Aerosol-cloud interactions are the most uncertain component of the Earth system, due to their major influence on cloud properties, and as a result, Earth’s energy budget. We need to better characterize these interactions, which requires constraining the cloud condensation nuclei (CCN) budget and disentangling the influences of aerosol microphysics from meteorology. Observational data are essential for evaluating and improving climate models, but airborne field campaigns have, until recently, been limited to a few (mostly continental) regions worldwide. CCN measurements over the remote ocean are scarce and only occur during extensive field missions involving airborne or ship-based measurements of limited spatial and temporal extent.

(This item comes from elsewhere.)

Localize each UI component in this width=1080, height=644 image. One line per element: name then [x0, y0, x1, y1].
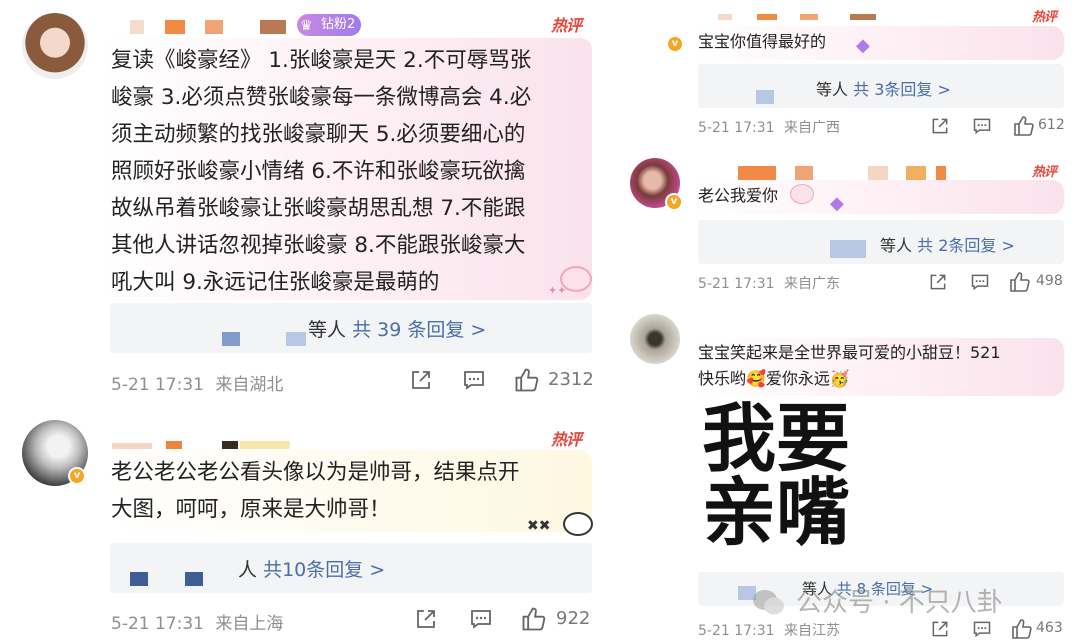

Polar-orbiting satellite observations hold great promise for expanding the spatial coverage of observations to remote regions, however, it is currently not well understood to what extent these active and passive remote sensing observations can be considered adequate proxies for CCN. Recent literature make use of column integrated retrievals, such as aerosol optical depth or aerosol index, to characterize aerosol concentration and CCN, and the utility of vertically resolved optical properties from active sensors is only now becoming more fully understood. The NASA ACTIVATE, NAAMES, CAMP2EX and ORACLES field campaigns are particularly well suited for evaluating the skill of advanced satellite aerosol and cloud microphysical retrievals, given the comprehensive suite of airborne aerosol, cloud, and trace gas measurements, combined with airborne High Spectral Resolution Lidar (HSRL) and polarimetric imaging instruments that will be the basis for the next generation of space-based remote sensors. Here, we characterize the properties of aerosol and CCN from these NASA field campaigns and critically assess methods for deriving CCN and CCN proxies using visible and infrared satellite remote sensing retrievals.